Global Interconnections
This conflict exemplifies the contradictions of contemporary imperialism in a multipolar world. The US cannot fully control outcomes despite overwhelming military expenditure because multiple regional powers pursue independent interests. Iran's selective opening of the Strait of Hormuz to 'friendly' nations (China, India, Pakistan) demonstrates how peripheral nations leverage strategic geography against core imperial powers. The record global displacement figures cited in the article reveal how imperialist competition produces humanitarian crises that destabilize the reproduction of labor power globally. The $1.5 trillion defense budget must be understood within the context of financialized capitalism, where military spending serves as a mechanism for capital absorption that private markets cannot provide. Defense contractors receive guaranteed returns regardless of military outcomes, creating a structural incentive for permanent war that operates independently of stated geopolitical objectives. The UAE's secret strikes on Iran, conducted without US authorization but with US acceptance, reveal how regional sub-imperialisms pursue their own accumulation strategies under the umbrella of American hegemony.
Conclusion
This moment exposes fundamental contradictions in US imperial strategy that create openings for anti-war organizing. The gap between Hegseth's claims of adequate munitions and Senator Kelly's warnings about depleted stockpiles provides leverage for challenging military narratives. The $1.5 trillion budget request, representing a 44% increase during a period of domestic austerity, makes visible the class character of military spending—public resources extracted from workers and transferred to defense capital. The Iranian government's differential internet access reveals that ruling classes on all sides protect their own interests while workers bear the costs of conflict. Internationalist solidarity requires opposing both US imperial aggression and the Iranian government's repression of its own population, while recognizing that the primary contradiction remains the system of imperialist competition itself.
Suggested Reading
- Imperialism, the Highest Stage of Capitalism by V.I. Lenin (1917) Lenin's analysis of how finance capital drives imperial expansion and inter-imperialist rivalry directly illuminates the competition for control of strategic chokepoints like the Strait of Hormuz.

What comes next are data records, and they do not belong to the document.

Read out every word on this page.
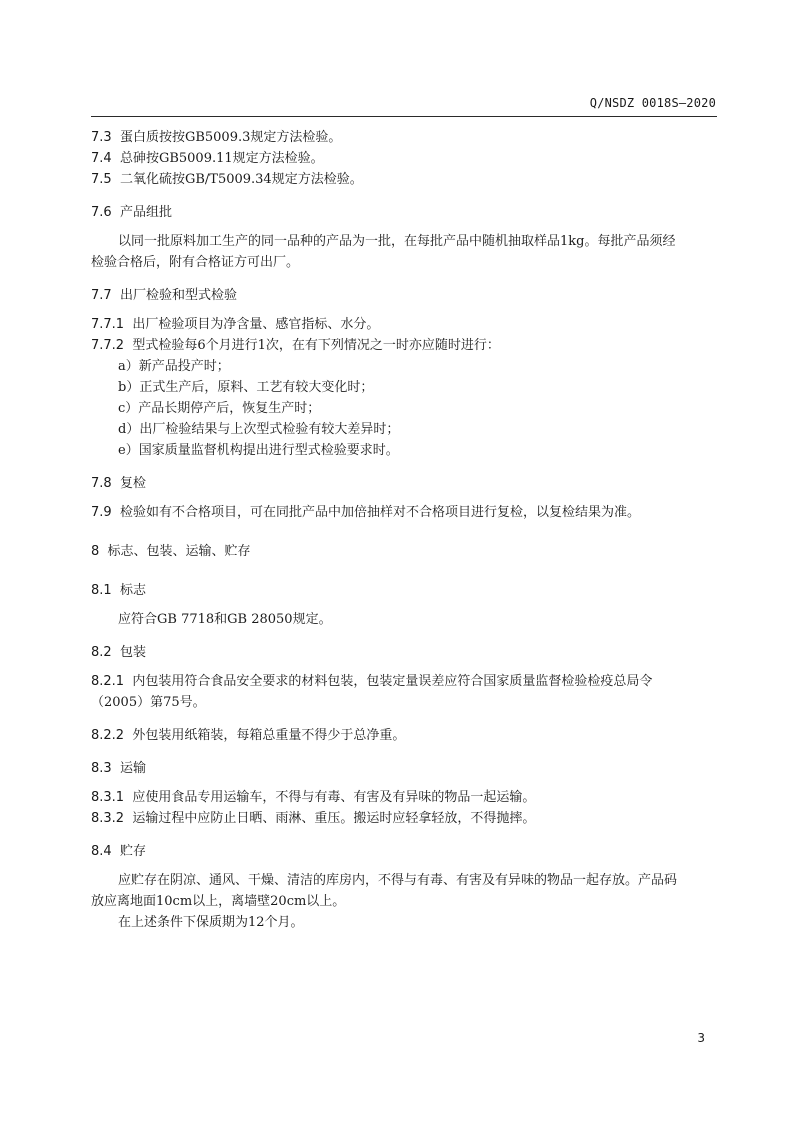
Q/NSDZ 0018S—2020
7.3 蛋白质按按GB5009.3规定方法检验。
7.4 总砷按GB5009.11规定方法检验。
7.5 二氧化硫按GB/T5009.34规定方法检验。
7.6 产品组批
以同一批原料加工生产的同一品种的产品为一批，在每批产品中随机抽取样品1kg。每批产品须经
检验合格后，附有合格证方可出厂。
7.7 出厂检验和型式检验
7.7.1 出厂检验项目为净含量、感官指标、水分。
7.7.2 型式检验每6个月进行1次，在有下列情况之一时亦应随时进行：
a）新产品投产时；
b）正式生产后，原料、工艺有较大变化时；
c）产品长期停产后，恢复生产时；
d）出厂检验结果与上次型式检验有较大差异时；
e）国家质量监督机构提出进行型式检验要求时。
7.8 复检
7.9 检验如有不合格项目，可在同批产品中加倍抽样对不合格项目进行复检，以复检结果为准。
8 标志、包装、运输、贮存
8.1 标志
应符合GB 7718和GB 28050规定。
8.2 包装
8.2.1 内包装用符合食品安全要求的材料包装，包装定量误差应符合国家质量监督检验检疫总局令
（2005）第75号。
8.2.2 外包装用纸箱装，每箱总重量不得少于总净重。
8.3 运输
8.3.1 应使用食品专用运输车，不得与有毒、有害及有异味的物品一起运输。
8.3.2 运输过程中应防止日晒、雨淋、重压。搬运时应轻拿轻放，不得抛摔。
8.4 贮存
应贮存在阴凉、通风、干燥、清洁的库房内，不得与有毒、有害及有异味的物品一起存放。产品码
放应离地面10cm以上，离墙壁20cm以上。
在上述条件下保质期为12个月。
3
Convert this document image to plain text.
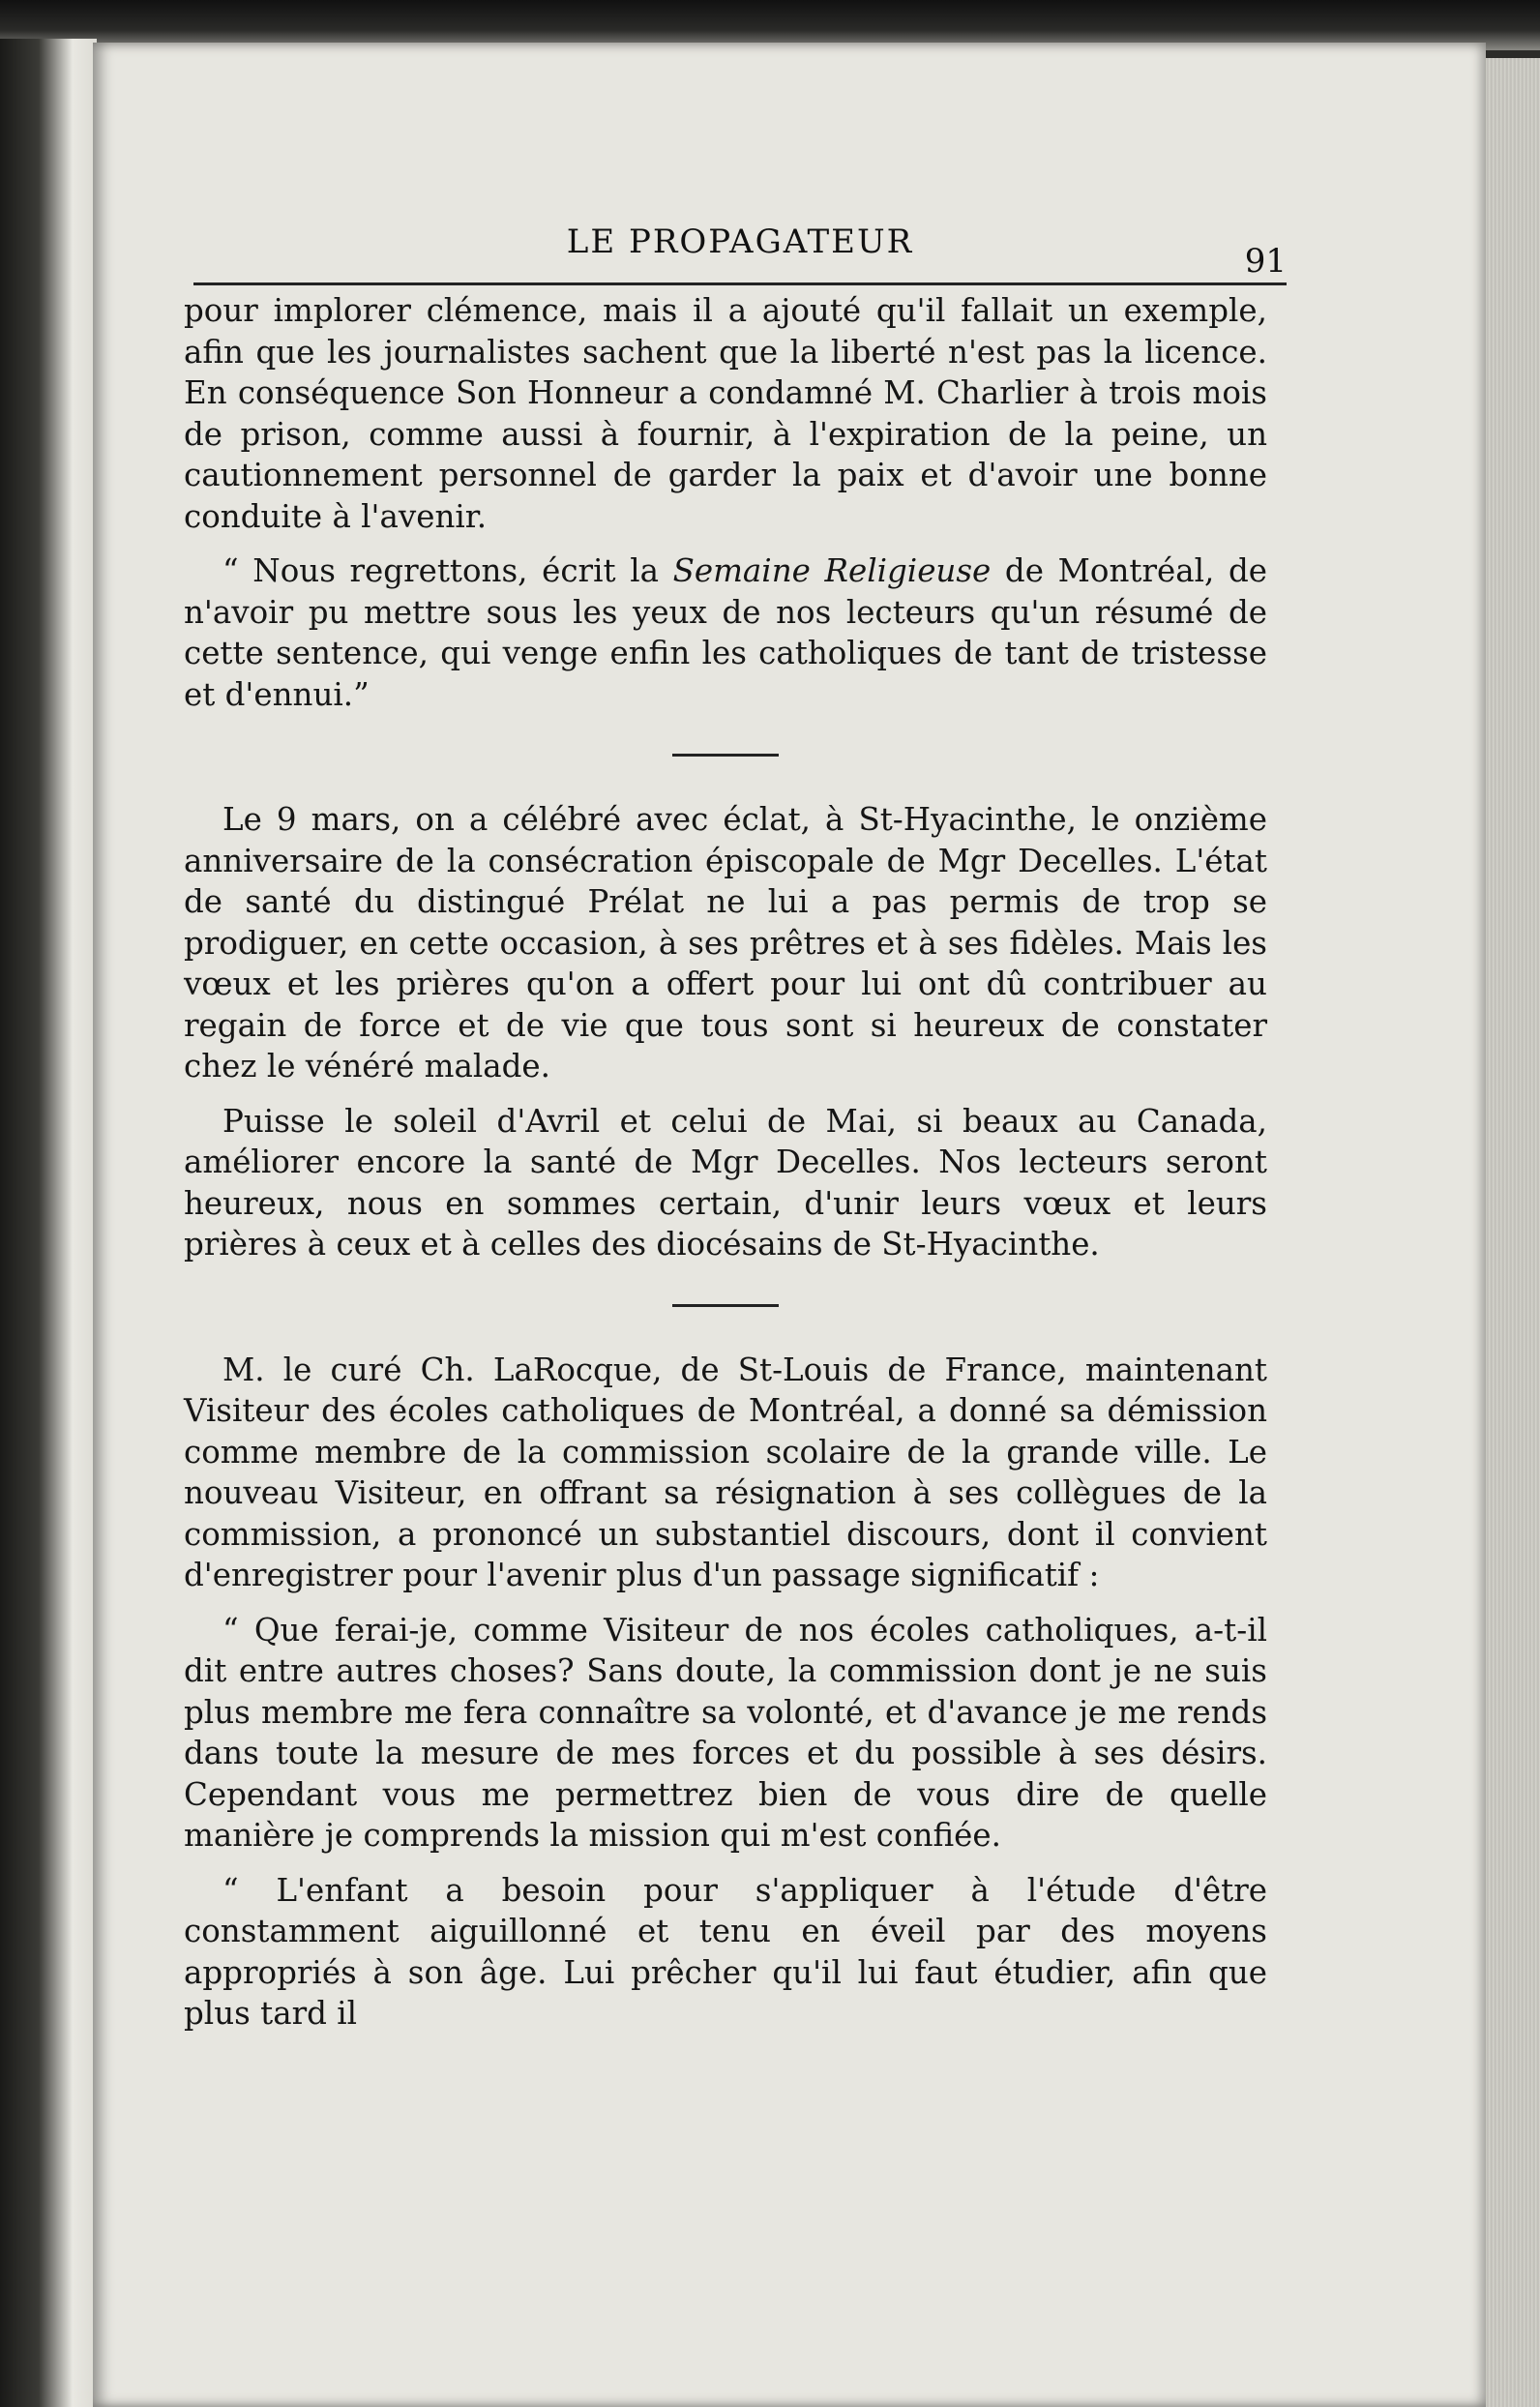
LE PROPAGATEUR	91

pour implorer clémence, mais il a ajouté qu'il fallait un exemple, afin que les journalistes sachent que la liberté n'est pas la licence. En conséquence Son Honneur a condamné M. Charlier à trois mois de prison, comme aussi à fournir, à l'expiration de la peine, un cautionnement personnel de garder la paix et d'avoir une bonne conduite à l'avenir.

“ Nous regrettons, écrit la Semaine Religieuse de Montréal, de n'avoir pu mettre sous les yeux de nos lecteurs qu'un résumé de cette sentence, qui venge enfin les catholiques de tant de tristesse et d'ennui.”

Le 9 mars, on a célébré avec éclat, à St-Hyacinthe, le onzième anniversaire de la consécration épiscopale de Mgr Decelles. L'état de santé du distingué Prélat ne lui a pas permis de trop se prodiguer, en cette occasion, à ses prêtres et à ses fidèles. Mais les vœux et les prières qu'on a offert pour lui ont dû contribuer au regain de force et de vie que tous sont si heureux de constater chez le vénéré malade.

Puisse le soleil d'Avril et celui de Mai, si beaux au Canada, améliorer encore la santé de Mgr Decelles. Nos lecteurs seront heureux, nous en sommes certain, d'unir leurs vœux et leurs prières à ceux et à celles des diocésains de St-Hyacinthe.

M. le curé Ch. LaRocque, de St-Louis de France, maintenant Visiteur des écoles catholiques de Montréal, a donné sa démission comme membre de la commission scolaire de la grande ville. Le nouveau Visiteur, en offrant sa résignation à ses collègues de la commission, a prononcé un substantiel discours, dont il convient d'enregistrer pour l'avenir plus d'un passage significatif :

“ Que ferai-je, comme Visiteur de nos écoles catholiques, a-t-il dit entre autres choses? Sans doute, la commission dont je ne suis plus membre me fera connaître sa volonté, et d'avance je me rends dans toute la mesure de mes forces et du possible à ses désirs. Cependant vous me permettrez bien de vous dire de quelle manière je comprends la mission qui m'est confiée.

“ L'enfant a besoin pour s'appliquer à l'étude d'être constamment aiguillonné et tenu en éveil par des moyens appropriés à son âge. Lui prêcher qu'il lui faut étudier, afin que plus tard il
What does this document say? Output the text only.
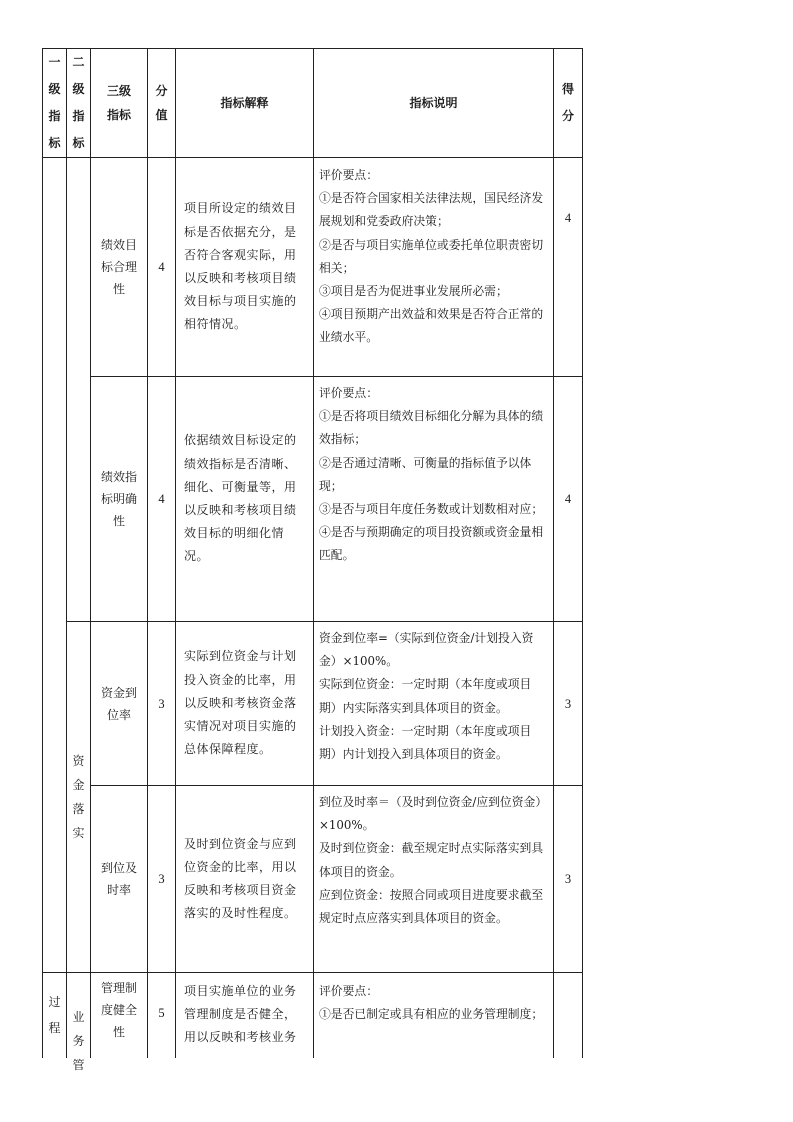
一级指标
二级指标
三级指标
分值
指标解释	指标说明
得分
资金落实
过程
业务管
绩效目标合理性
4
项目所设定的绩效目标是否依据充分，是否符合客观实际，用以反映和考核项目绩效目标与项目实施的相符情况。
评价要点：
①是否符合国家相关法律法规，国民经济发展规划和党委政府决策；
②是否与项目实施单位或委托单位职责密切相关；
③项目是否为促进事业发展所必需；
④项目预期产出效益和效果是否符合正常的业绩水平。
4
绩效指标明确性
4
依据绩效目标设定的绩效指标是否清晰、细化、可衡量等，用以反映和考核项目绩效目标的明细化情况。
评价要点：
①是否将项目绩效目标细化分解为具体的绩效指标；
②是否通过清晰、可衡量的指标值予以体现；
③是否与项目年度任务数或计划数相对应；
④是否与预期确定的项目投资额或资金量相匹配。
4
资金到位率
3
实际到位资金与计划投入资金的比率，用以反映和考核资金落实情况对项目实施的总体保障程度。
资金到位率=（实际到位资金/计划投入资金）×100%。
实际到位资金：一定时期（本年度或项目期）内实际落实到具体项目的资金。
计划投入资金：一定时期（本年度或项目期）内计划投入到具体项目的资金。
3
到位及时率
3
及时到位资金与应到位资金的比率，用以反映和考核项目资金落实的及时性程度。
到位及时率＝（及时到位资金/应到位资金）×100%。
及时到位资金：截至规定时点实际落实到具体项目的资金。
应到位资金：按照合同或项目进度要求截至规定时点应落实到具体项目的资金。
3
管理制度健全性
5
项目实施单位的业务管理制度是否健全，用以反映和考核业务
评价要点：
①是否已制定或具有相应的业务管理制度；
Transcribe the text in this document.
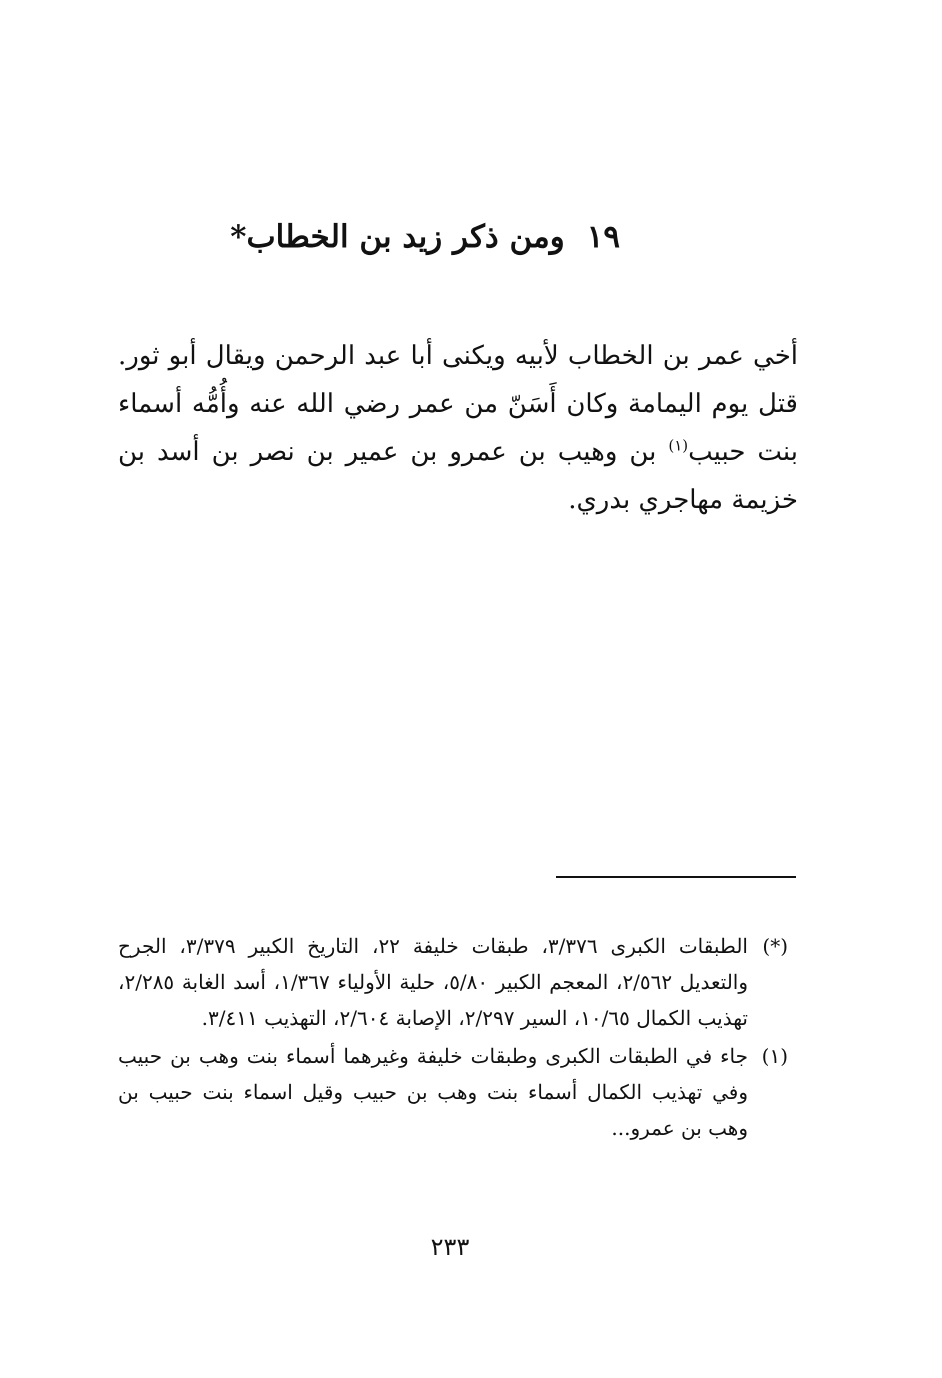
١٩ومن ذكر زيد بن الخطاب*

أخي عمر بن الخطاب لأبيه ويكنى أبا عبد الرحمن ويقال أبو ثور. قتل يوم اليمامة وكان أَسَنّ من عمر رضي الله عنه وأُمُّه أسماء بنت حبيب$^{(١)}$ بن وهيب بن عمرو بن عمير بن نصر بن أسد بن خزيمة مهاجري بدري.

(*)
الطبقات الكبرى ٣/٣٧٦، طبقات خليفة ٢٢، التاريخ الكبير ٣/٣٧٩، الجرح والتعديل ٢/٥٦٢، المعجم الكبير ٥/٨٠، حلية الأولياء ١/٣٦٧، أسد الغابة ٢/٢٨٥، تهذيب الكمال ١٠/٦٥، السير ٢/٢٩٧، الإصابة ٢/٦٠٤، التهذيب ٣/٤١١.
(١)
جاء في الطبقات الكبرى وطبقات خليفة وغيرهما أسماء بنت وهب بن حبيب وفي تهذيب الكمال أسماء بنت وهب بن حبيب وقيل اسماء بنت حبيب بن وهب بن عمرو...
٢٣٣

- The Shock Doctrine by Naomi Klein (2007) Klein's examination of how crisis conditions enable massive transfers of public wealth to private contractors explains the mechanism behind the 44% defense budget increase.
- The New Imperialism by David Harvey (2003) Harvey's concept of 'accumulation by dispossession' helps explain how military intervention serves capital accumulation when productive investment opportunities decline.